Planning release steps while maintaining invariants

  • Andy Parker's master thesis
  • https://github.com/zaphod42/Coeus
  • start from a cluster configuration
  • how do you roll out a new service while keeping things going
  • There can be no SPOF
  • Define a new language (think Prolog like) to describe rules/policies -> turn declarative policies-based language into puppet execution plan
  • match execution plans (goal based) against policies
  • provisioning large systems
  • idea: model-checking failing systems
  • applying modely-checking to sysadmin
  • real world failures are complex, how do you model them? Problem with all model checking approaches

Why does it seem to be that so few plan for reverting releases?

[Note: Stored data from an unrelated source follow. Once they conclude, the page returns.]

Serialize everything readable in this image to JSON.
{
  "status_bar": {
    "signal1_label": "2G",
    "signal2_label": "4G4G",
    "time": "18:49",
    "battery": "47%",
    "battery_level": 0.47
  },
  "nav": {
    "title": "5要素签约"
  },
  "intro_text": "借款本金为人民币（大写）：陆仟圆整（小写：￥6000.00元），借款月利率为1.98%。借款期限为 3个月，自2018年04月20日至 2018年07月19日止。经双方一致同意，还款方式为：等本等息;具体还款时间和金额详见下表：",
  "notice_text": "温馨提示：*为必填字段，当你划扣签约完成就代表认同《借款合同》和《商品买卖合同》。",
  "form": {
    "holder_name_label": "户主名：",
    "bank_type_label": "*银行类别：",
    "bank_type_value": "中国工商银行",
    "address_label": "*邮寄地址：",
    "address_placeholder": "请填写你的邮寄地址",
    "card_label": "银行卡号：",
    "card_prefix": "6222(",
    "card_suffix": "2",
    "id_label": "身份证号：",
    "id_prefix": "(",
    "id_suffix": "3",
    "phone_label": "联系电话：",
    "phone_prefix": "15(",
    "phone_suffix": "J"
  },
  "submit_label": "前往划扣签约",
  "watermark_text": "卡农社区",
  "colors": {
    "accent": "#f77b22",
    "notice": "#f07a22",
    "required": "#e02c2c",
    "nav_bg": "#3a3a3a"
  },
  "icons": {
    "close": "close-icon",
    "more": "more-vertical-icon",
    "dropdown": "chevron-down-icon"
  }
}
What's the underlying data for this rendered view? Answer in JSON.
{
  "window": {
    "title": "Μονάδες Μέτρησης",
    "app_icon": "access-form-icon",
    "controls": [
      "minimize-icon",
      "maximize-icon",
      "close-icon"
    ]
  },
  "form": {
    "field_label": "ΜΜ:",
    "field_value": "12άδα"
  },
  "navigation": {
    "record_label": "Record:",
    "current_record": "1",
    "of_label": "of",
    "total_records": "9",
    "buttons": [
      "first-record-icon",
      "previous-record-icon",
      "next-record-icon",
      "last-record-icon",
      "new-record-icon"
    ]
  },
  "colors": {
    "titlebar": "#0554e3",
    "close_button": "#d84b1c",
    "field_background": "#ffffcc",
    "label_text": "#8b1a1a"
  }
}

  • discussion starting point: tools are concerned with going forward, so are teams. Usually no explicit backout plans, or if there is, rarely tested - when some of it can be automated (contrast it with the 3am call and hacking a bugfix forward)
  • problematic naming: rollback is a bad word, backout is better
  • you cannot roll-back time
  • continuous rolling forward: what happens when something goes wrong during deployment?
  • migrating databases? Whole concept of db refactoring (see Scott W. Ambler's book)
  • django south, rails migrations, etc.
  • link w/ application architecture: isolating things prevents failure propagation
  • migration use different data models
  • need a 3rd pipeline to build the data (after code, infrastructure)
  • eg. anonymizing data : cannot rollback, need to be done in production
  • once you got forward there are two many paths to go back
  • depends on your scenario? What's the difference between roll-forward/roll-back
  • fail in unexpected way (corrupting data could affect your application)
  • "stopping time" by switching systems (maintain parallel installations of systems)
  • easy to have a default rollback for mainline scenario, without losing newly gathered data (e.g.: added a new field to signup form, this needs to be backed out, we can remove field, and keep all data, even customer's that have signed up after the release)
  • what about featuretoggles? Could be used to handle suche cases.
  • basic issue w/ the idea of rolling-back: means losing data, you cannot rollback your data
  • you should implement a rollback scenario if you can (depends on the risk, costs...)
  • the effort to do it correctly is much higher than most people do
  • snapshot: need to be in a consistent state
  • no way to rollback after some time has passed (eg. deploy in weekend, failure occurs in week days)
  • if rollback is not possible, be aware of it and prepared to roll forward
  • come up with a design where you don't have to do it: lowers the risk enough...
  • clever system allow to dit by connection, by user, by feature
  • allow to tune for some users, provide some resource consuming feature to part of users, not to users
  • DI is better than feature branch for doing that
  • deploy schema changes alongside the code
  • just add to database, do not removing anything - all older versions of the app can use the new schema (consider meaningful defaults, and beware of the potential performance hit you are taking with increased record size)
  • featuretoggles used to test new database
  • deploying schemas in advance give your more confidence (but does not solve the rollback problem) - database shadowing, so it's like the additive only schema changes, just temporarily and not forever
  • running live data through a secondary installation that contains the old version
  • event sourcing provides the ability to replay stuff
  • pb: how much time does it take?
  • but the events have schemas themselves...
  • finding ways to mitigate your inability to do anything about something going wrong
  • reducing the barrier to going in production: being minutes away from delivering
  • how do we make people more aware of the problem? lot of developers have not worked on the ops part, dealing with the unexpected
  • Google engineers are on ops for a month after pushing a new release of a soft
  • product teams actually run the software (not always feasible due to regulations)
  • the whole forward/backwards discussion is not concerned with undoing multiple releases


Some scenarios given that you can't recover from in a planned way

  • the new release of the application starts to generate gibberish data. How do you downgrade to the previous version and restore old data and clean data that has been generated since?
  • does your backout script work when the release has not completed, but failed halfway through?
  • what do you do with large amounts of data (though this might already be a problem for the actual release)?


And unfortunately database level application integration (many apps read-write the same database tables) is not yet extinct.